Afghanistan Rebuff from the Rebels

By William R. Doerner

Increasingly, the signs seemed to point to a Soviet exit from Afghanistan before the end of 1988. Kremlin officials made no secret of their desire to bring home their 115,000 troops. Both the Soviet-backed regime of Afghan Leader Najibullah and the government of Pakistan, which supports the mujahedin rebels, predicted that the Geneva negotiations expected to resume in March under United Nations auspices would be the "last round" leading to a final agreement. But a sharply worded declaration from the guerrillas, blasting the Geneva talks and casting serious doubt on their willingness to accept a compromise settlement, dimmed hopes last week for a solution.

The rebel statement was issued shortly before the arrival in Islamabad of U.N. Under Secretary-General Diego Cordovez, who has mediated at the previous eleven rounds of Geneva talks between the Afghan and Pakistani governments. Yunis Khalis, chairman of the loosely knit alliance of seven mujahedin groups, refused to meet Cordovez. He accused the U.N. official of presiding over negotiations designed "to recognize the Kabul puppet government" and demanded that Moscow bargain directly with the rebels.

Khalis' outburst was also a pointed reply to earlier remarks by Pakistani President Mohammed Zia ul-Haq, who has allowed the U.S.-supplied rebels to operate from his territory. In an interview with the New York Times, Zia said an interim government including members of the Soviet-backed ruling party would be "not much of a price to pay in my opinion." Khalis sought to make it clear that the rebels, not Zia, would be the judge of any such concessions.

Khalis, however, was not speaking with the full backing of his alliance's membership.
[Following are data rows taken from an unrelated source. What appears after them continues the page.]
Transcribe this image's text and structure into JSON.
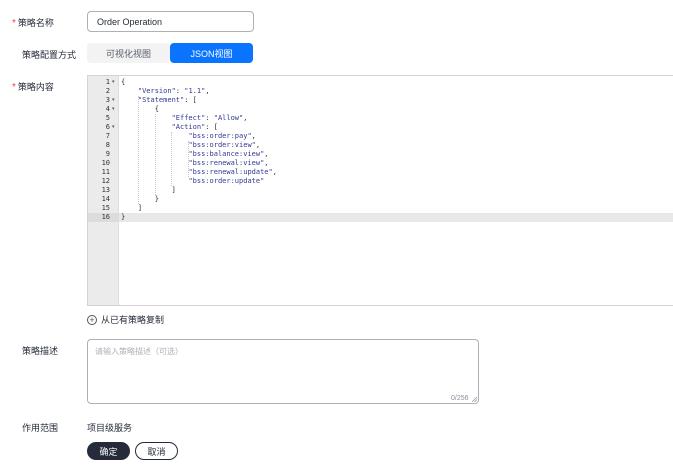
{
  "form": {
    "name_label": "策略名称",
    "name_value": "Order Operation",
    "config_label": "策略配置方式",
    "view_visual": "可视化视图",
    "view_json": "JSON视图",
    "content_label": "策略内容",
    "copy_existing": "从已有策略复制",
    "desc_label": "策略描述",
    "desc_placeholder": "请输入策略描述（可选）",
    "desc_counter": "0/256",
    "scope_label": "作用范围",
    "scope_value": "项目级服务",
    "confirm": "确定",
    "cancel": "取消"
  },
  "editor": {
    "lines": [
      "{",
      "    \"Version\": \"1.1\",",
      "    \"Statement\": [",
      "        {",
      "            \"Effect\": \"Allow\",",
      "            \"Action\": [",
      "                \"bss:order:pay\",",
      "                \"bss:order:view\",",
      "                \"bss:balance:view\",",
      "                \"bss:renewal:view\",",
      "                \"bss:renewal:update\",",
      "                \"bss:order:update\"",
      "            ]",
      "        }",
      "    ]",
      "}"
    ],
    "line_numbers": [
      "1",
      "2",
      "3",
      "4",
      "5",
      "6",
      "7",
      "8",
      "9",
      "10",
      "11",
      "12",
      "13",
      "14",
      "15",
      "16"
    ],
    "foldable_lines": [
      1,
      3,
      4,
      6
    ],
    "active_line": 16
  },
  "colors": {
    "primary": "#0a74ff",
    "required": "#e84b3c",
    "dark_button": "#252b3a"
  }
}
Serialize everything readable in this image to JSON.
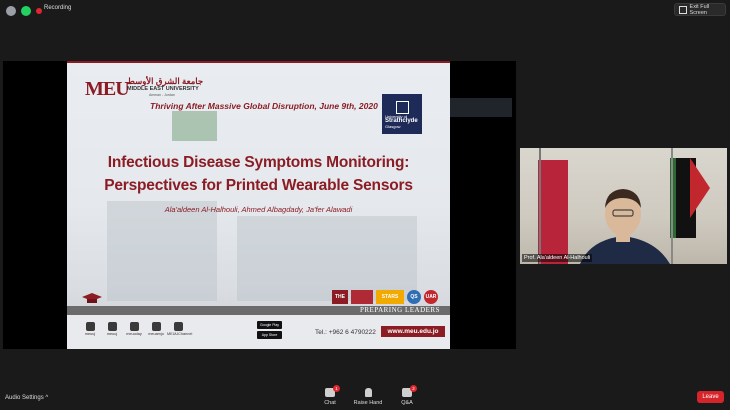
{
  "topbar": {
    "recording_label": "Recording",
    "exit_fullscreen_label": "Exit Full Screen",
    "colors": {
      "info_icon": "#9aa0a6",
      "shield_icon": "#23d160",
      "record_dot": "#e0262f"
    }
  },
  "slide": {
    "meu_logo": "MEU",
    "meu_arabic": "جامعة الشرق الأوسط",
    "meu_name": "MIDDLE EAST UNIVERSITY",
    "meu_location": "Amman - Jordan",
    "conference_title": "Thriving After Massive Global Disruption, June 9th, 2020",
    "partner_small": "University of",
    "partner_name": "Strathclyde",
    "partner_city": "Glasgow",
    "title_line1": "Infectious Disease Symptoms Monitoring:",
    "title_line2": "Perspectives for Printed Wearable Sensors",
    "authors": "Ala'aldeen Al-Halhouli, Ahmed Albagdady, Ja'fer Alawadi",
    "rankings": [
      "THE",
      "STARS",
      "QS",
      "UAR"
    ],
    "preparing_leaders": "PREPARING LEADERS",
    "social": [
      {
        "icon": "facebook-icon",
        "label": "meuuj"
      },
      {
        "icon": "instagram-icon",
        "label": "meuuj"
      },
      {
        "icon": "twitter-icon",
        "label": "meuoday"
      },
      {
        "icon": "snapchat-icon",
        "label": "meuamjo"
      },
      {
        "icon": "youtube-icon",
        "label": "MEUUChannel"
      }
    ],
    "google_play": "Google Play",
    "app_store": "App Store",
    "phone": "Tel.: +962 6 4790222",
    "website": "www.meu.edu.jo",
    "brand_color": "#8b1c24"
  },
  "video": {
    "participant_name": "Prof. Ala'aldeen Al-Halhouli"
  },
  "bottombar": {
    "audio_settings": "Audio Settings",
    "tools": [
      {
        "icon": "chat-icon",
        "label": "Chat",
        "badge": "1"
      },
      {
        "icon": "raise-hand-icon",
        "label": "Raise Hand",
        "badge": ""
      },
      {
        "icon": "qa-icon",
        "label": "Q&A",
        "badge": "2"
      }
    ],
    "leave_label": "Leave",
    "leave_color": "#d6242b"
  }
}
Pir Sayed Ahmad Gailani, leader of the most important moderate guerrilla faction, criticized Khalis for failing to clear his statement with other mujahedin leaders. Gailani told TIME he favored talking with Cordovez. That way, he said, "at least he will know what our position is and pass it on" to the Soviets. Gailani's rebuff of a fellow rebel may be part of the jockeying for position in a post-Soviet power structure.

When the Soviets lifted a rebel siege of the strategically placed town of Khost at the end of December, some Western diplomatic observers and Pakistani analysts in Islamabad thought that would give them a pretext to declare victory in the eight-year-old war and begin pulling out. But the Soviets have so far refused to fix a firm timetable for their withdrawal. The rebels, meanwhile, seemed determined to keep up the pressure, as they demonstrated late last week at the funeral of Abdul Ghaffar Khan, a onetime disciple of Mahatma Gandhi and in later years an anti-mujahedin leftist. Khan died in Pakistan at age 98 and was buried in the Afghan city of Jalalabad. Afghan and Pakistani authorities allowed a funeral procession of some 2,000 vehicles to enter Afghanistan under Soviet military escort for the burial, which was attended by Najibullah. Just as Khan's body was being lowered into the ground, two bombs ripped through a parking area about half a mile away, killing a dozen people and wounding many more.